Entrara-se concretamente na transição democrática. Em 1994, realizaram-se as primeiras eleições democráticas e presidenciais, o PAIGC foi vencedor. Passado cinco anos da realização das primeiras eleições, o país foi de novo a votar, depois de uma guerra civil que teve o condão de abalar praticamente todas as infraestruturas do país. Nesse clima, o PAIGC foi punido, perdeu as eleições a favor do PRS e de Kumba Yalá. Por inoperância do sucessor de Nino, iniciou-se um processo de claro desequilíbrio étnico na representação social do poder, a etnia Balanta apresentava-se ao mais alto nível da hierarquia: Presidente da República, Primeiro-ministro, Presidente do Supremo Tribunal de Justiça e Presidente do Tribunal de Contas. Embora o termo não seja verdadeiramente justo, assistiu-se a uma balantização do regime, o mesmo é dizer assistiu-se ao definhamento do Estado, à incapacidade técnica e política dos titulares dos cargos públicos, à mais despudorada perversão das regras democráticas que apressaram a queda de Kumba e o regresso de Nino. É indubitável que a guerra civil clivou a sociedade guineense, pôs a nu a fragilidade da democracia a despeito do comportamento heróico dos velhos militares guineenses que puseram senegaleses e guineenses de Conacri em fuga.

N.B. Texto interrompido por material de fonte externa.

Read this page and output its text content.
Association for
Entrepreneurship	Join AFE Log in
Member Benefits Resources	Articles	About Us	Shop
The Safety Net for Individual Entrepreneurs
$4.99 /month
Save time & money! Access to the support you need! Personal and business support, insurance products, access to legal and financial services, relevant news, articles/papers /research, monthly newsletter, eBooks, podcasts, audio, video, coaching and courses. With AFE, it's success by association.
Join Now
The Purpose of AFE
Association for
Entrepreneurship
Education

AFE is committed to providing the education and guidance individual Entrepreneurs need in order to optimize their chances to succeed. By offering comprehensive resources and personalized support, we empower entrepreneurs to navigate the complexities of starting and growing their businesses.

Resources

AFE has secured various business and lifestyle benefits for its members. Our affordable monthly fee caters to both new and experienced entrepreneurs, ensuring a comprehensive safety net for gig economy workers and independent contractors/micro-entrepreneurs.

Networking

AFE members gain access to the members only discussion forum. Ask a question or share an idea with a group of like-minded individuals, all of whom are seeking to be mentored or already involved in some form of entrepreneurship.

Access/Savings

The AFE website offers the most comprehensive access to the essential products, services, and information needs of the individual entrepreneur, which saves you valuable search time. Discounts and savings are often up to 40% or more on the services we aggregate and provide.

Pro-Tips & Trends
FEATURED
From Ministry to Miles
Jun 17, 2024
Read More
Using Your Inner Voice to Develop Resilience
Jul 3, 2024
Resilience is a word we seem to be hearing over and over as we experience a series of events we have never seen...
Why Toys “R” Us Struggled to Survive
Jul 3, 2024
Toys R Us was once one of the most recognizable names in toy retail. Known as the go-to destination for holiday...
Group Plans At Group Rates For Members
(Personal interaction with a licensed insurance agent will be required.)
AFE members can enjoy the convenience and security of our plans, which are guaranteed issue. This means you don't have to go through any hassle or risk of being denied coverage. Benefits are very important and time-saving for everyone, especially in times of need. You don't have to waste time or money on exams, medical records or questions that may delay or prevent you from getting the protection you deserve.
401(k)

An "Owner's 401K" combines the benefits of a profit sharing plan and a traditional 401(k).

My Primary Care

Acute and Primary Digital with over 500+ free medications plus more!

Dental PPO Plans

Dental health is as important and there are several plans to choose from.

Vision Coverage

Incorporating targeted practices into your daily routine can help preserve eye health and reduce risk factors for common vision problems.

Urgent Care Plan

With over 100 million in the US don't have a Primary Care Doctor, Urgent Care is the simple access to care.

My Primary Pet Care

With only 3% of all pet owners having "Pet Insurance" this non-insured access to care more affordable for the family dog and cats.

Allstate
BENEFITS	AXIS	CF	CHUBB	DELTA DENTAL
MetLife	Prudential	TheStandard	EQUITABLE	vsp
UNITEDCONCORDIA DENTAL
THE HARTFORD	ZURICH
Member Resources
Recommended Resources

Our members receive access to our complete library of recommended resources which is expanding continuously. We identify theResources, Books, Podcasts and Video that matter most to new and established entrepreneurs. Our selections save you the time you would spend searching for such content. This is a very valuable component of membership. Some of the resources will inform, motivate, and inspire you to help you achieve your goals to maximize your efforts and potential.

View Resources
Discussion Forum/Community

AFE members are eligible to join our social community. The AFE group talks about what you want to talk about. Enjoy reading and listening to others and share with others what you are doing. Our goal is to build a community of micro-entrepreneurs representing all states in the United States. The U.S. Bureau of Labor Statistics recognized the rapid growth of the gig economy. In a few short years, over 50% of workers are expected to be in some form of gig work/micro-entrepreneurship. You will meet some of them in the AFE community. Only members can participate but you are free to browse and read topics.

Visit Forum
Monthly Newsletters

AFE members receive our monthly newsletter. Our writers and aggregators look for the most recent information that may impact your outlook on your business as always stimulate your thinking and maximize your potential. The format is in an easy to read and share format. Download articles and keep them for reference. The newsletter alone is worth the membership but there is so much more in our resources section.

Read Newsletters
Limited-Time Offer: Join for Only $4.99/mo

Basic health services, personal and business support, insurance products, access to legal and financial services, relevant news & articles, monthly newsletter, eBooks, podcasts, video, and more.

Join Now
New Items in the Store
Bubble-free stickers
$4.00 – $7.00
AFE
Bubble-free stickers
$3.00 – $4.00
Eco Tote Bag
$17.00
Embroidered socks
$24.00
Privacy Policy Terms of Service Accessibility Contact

Nino Vieira não soube acalmar os conflitos, até com o próprio PAIGC, exonerando arbitrariamente o Primeiro-ministro Carlos Gomes Júnior, o que se seguiu era irrelevante pela falta de coesão política. Chegava-se à triste realidade de haver uma completa indefinição ou mesmo ausência da presença do Estado na maior parte do território, isto a par da extrema indefinição do papel das autoridades tradicionais.

O enfraquecimento do Estado e das instituições democráticas figuram na Guiné-Bissau como a principal causa da incapacidade do Estado em usar as suas atribuições.

E Leopoldo Amado termina o seu ensaio observando que quando se fala da Guiné-Bissau como um Estado falhado, “é imprescindível que se proceda a uma profunda normalização da vida pública e à modernização do aparelho de Estado que devem ser os antídotos à corrupção reinante e à necessidade inadiável de se conferir credibilidade interna e externa ao Estado”.

Ensaio premonitório, toda esta deriva foi desaguar no golpe militar de 2012, mais um manifesto sinal que os militares, depois de 1980, contrariavam a lógica de Amílcar Cabral que confinava os militares ao poder político.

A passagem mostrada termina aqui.